The US State Department described the incident, which included two Russian Su-27 jets, as “unsafe and unprofessional” and alleged that the Su-27s dumped fuel on and soared in front of the drone several times before one collided with the MQ-9’s propeller.
Russia denied any direct contact between its aircraft and the drone and said that the MQ-9 Reaper drone was flying with its transponders turned off and crashed after a “sharp maneuver.”
The incident has raised fears of escalating already heightened tensions between the West and Russia amid the ongoing conflict in Ukraine.
There have been several close encounters between Western and Russian aircraft. However, the incident on March 14 is different, as it resulted in the American drone crashing into the sea.
The MQ-9 Reapers can be used for both surveillance and strikes, and the US has been using them over the Black Sea region for a long time to gather intelligence on Russian naval forces.
The MQ-9 Reaper Drone
Manufactured by General Atomics, the MQ-9 is a large unmanned aircraft that is 11 meters long with a wingspan of over 22 meters.
While the USAF uses it primarily as “an intelligence-collection asset,” it can also perform precision strikes against “high-value and time-sensitive targets.”
Reaper is about as big as an A-10 Thunderbolt II and can carry as many as 16 Hellfire missiles, equivalent to an Apache helicopter’s payload capacity.
The drone is remotely operated by a two-person team comprising a pilot and an aircrew member who manages sensors and guides weapons. The MQ-9 is the first hunter-killer UAV designed for long-endurance, high-altitude surveillance.
The drone has had an eventful operational history, including precision strikes on several notorious terrorists and enemies of the United States.
For instance, on November 13, 2015, the Pentagon reported that a missile strike conducted using MQ-9 killed the infamous Islamic State terrorist Mohammed Emwazi, popularly known as ‘Jihadi John.’

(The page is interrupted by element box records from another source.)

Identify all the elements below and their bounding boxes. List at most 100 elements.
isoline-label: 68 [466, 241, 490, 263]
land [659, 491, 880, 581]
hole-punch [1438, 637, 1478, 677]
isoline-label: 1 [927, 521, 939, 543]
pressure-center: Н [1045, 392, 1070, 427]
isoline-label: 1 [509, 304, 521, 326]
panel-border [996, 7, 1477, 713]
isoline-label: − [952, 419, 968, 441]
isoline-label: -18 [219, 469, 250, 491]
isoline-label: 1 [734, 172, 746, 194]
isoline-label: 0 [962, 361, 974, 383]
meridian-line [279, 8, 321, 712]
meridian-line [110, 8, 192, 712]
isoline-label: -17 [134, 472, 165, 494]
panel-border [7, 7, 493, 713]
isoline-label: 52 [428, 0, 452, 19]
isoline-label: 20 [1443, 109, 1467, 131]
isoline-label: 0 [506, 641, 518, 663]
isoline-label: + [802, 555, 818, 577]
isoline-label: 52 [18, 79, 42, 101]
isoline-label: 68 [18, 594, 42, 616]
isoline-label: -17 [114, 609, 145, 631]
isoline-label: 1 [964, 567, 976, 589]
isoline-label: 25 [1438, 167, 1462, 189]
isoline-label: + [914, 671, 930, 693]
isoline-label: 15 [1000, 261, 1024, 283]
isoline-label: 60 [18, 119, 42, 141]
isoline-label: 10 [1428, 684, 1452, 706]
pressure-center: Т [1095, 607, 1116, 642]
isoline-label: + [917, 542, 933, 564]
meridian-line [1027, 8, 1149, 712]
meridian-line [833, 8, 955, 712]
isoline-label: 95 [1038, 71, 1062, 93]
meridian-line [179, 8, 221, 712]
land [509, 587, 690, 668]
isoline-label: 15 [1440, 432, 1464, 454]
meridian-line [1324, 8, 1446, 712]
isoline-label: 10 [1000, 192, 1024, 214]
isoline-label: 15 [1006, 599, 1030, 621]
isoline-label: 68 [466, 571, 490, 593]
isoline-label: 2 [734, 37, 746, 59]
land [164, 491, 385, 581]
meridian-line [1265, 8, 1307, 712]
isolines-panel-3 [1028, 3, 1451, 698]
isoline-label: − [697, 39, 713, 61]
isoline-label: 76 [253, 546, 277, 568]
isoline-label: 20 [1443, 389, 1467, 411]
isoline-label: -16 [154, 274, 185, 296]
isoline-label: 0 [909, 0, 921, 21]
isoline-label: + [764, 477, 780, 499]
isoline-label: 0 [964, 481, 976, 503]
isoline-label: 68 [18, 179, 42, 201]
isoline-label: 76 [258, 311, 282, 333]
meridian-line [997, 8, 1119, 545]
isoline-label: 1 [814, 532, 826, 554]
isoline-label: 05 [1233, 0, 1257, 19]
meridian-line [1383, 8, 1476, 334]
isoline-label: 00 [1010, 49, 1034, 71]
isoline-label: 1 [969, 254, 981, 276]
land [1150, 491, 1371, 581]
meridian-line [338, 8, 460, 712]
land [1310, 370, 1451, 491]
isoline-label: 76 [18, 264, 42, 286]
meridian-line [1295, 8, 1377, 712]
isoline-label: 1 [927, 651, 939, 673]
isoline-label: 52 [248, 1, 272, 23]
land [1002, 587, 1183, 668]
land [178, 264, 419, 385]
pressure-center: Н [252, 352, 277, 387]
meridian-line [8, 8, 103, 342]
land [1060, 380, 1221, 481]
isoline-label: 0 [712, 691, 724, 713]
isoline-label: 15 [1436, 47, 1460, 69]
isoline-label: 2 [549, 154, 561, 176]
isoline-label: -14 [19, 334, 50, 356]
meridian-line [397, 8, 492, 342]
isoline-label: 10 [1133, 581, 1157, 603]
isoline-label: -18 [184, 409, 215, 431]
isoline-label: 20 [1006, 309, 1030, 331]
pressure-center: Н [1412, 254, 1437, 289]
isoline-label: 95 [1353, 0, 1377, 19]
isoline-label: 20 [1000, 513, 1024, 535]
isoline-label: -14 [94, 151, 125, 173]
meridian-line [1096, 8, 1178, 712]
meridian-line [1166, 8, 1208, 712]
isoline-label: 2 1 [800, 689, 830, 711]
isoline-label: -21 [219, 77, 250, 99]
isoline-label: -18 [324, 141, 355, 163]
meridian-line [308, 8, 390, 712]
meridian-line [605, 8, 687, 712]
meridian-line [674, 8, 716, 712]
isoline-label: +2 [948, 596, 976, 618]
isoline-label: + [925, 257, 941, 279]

A British computer programming graduate, Emwazi rose to infamy in August 2014 when he presented the beheading of American journalist James Foley, the first of many gruesome videos in which he carried out the beheadings of Western hostages.

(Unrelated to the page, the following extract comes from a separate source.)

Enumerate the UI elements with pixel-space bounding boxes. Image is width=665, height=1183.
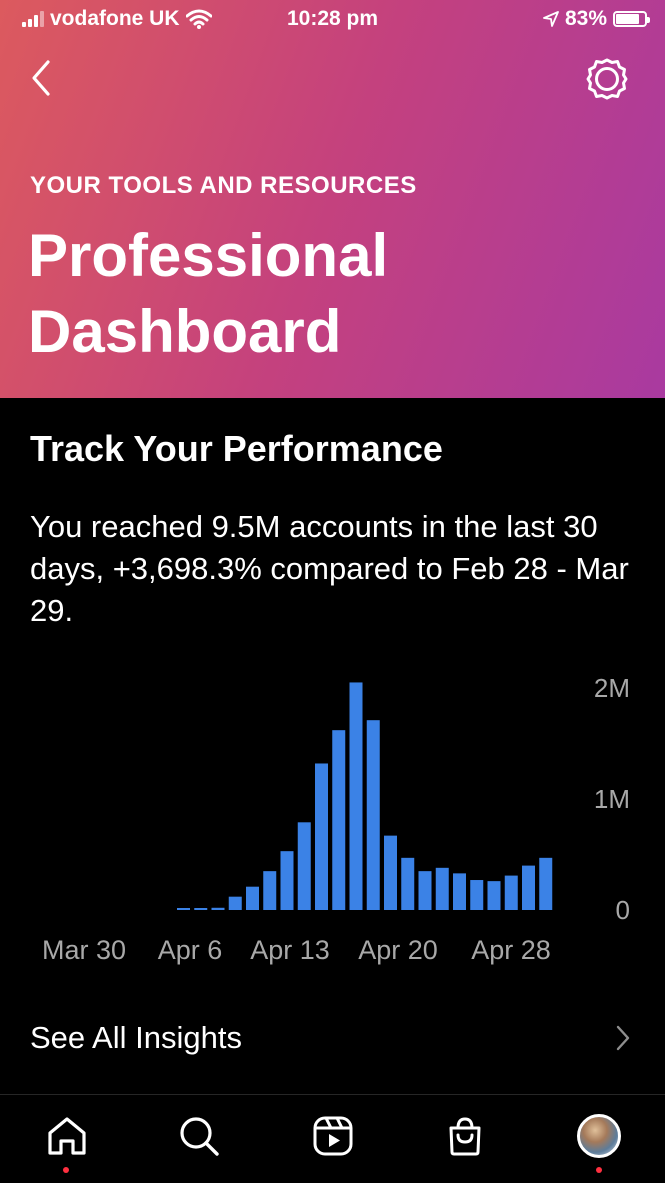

Brandishing a knife, dressed head to toe in black, and speaking with a British accent, ‘Jihadi John’ became a high-value target for US and British intelligence agencies.
Two US MQ-9 Reaper drones and one British MQ-9 were involved in the strike against Jihadi John in Raqqa, Syria, using a Hellfire missile from an American MQ-9.
Likewise, during the 2019–2022 Persian Gulf crisis due to the US withdrawal from the 2015 nuclear deal with Iran in 2018, Tehran’s most feared military commander in the Middle East, Major General Qassem Soleimani, was killed in a missile strike by MQ-9 Reaper.
Soleimani was commander of Iran’s Islamic Revolutionary Guard Corps (IRGC’s) Quds Force and was considered the most powerful General in the Middle East and the second most powerful person in Iran after Supreme Leader Ali Khamenei.
The Pentagon said that Soleimani and his troops were “responsible for the deaths of hundreds of American and coalition service members and the wounding of thousands more.”
In the early hours of January 3, 2020, two Hellfire missiles fired from two American MQ-9 Reapers struck a convoy leaving Baghdad international airport, killing Soleimani, who was on his way to meet then-Iraqi Prime Minister Adil Abdul-Mahdi.
When F-15E Fired A Missile At A MQ-9 Reaper
Interestingly, much before the incident with Russian Su-27 fighter jets, an American F-15E had once shot down an MQ-9 in Afghanistan.
The incident happened on September 13, 2009, when the ground controllers of the MQ-9, back in the US, lost contact with the Reaper, and the drone ventured on its own toward the border with Tajikistan.
According to a New York Times report, citing Pentagon documents leaked by WikiLeaks, repeated attempts to regain control of the armed MQ-9 were unsuccessful.
Therefore, an F-15E from Bagram Airfield had to be dispatched as a last resort to bring the Reaper down before it ventured into Tajik airspace.
The F-15E fired the short-range infrared-guided AIM-9 Sidewinder missile that terminated the Reaper’s engine.
Meanwhile, the MQ-9 controller regained control of the Reaper at the last minute and managed to steer the drone into a remote Afghan mountainside, where it crashed.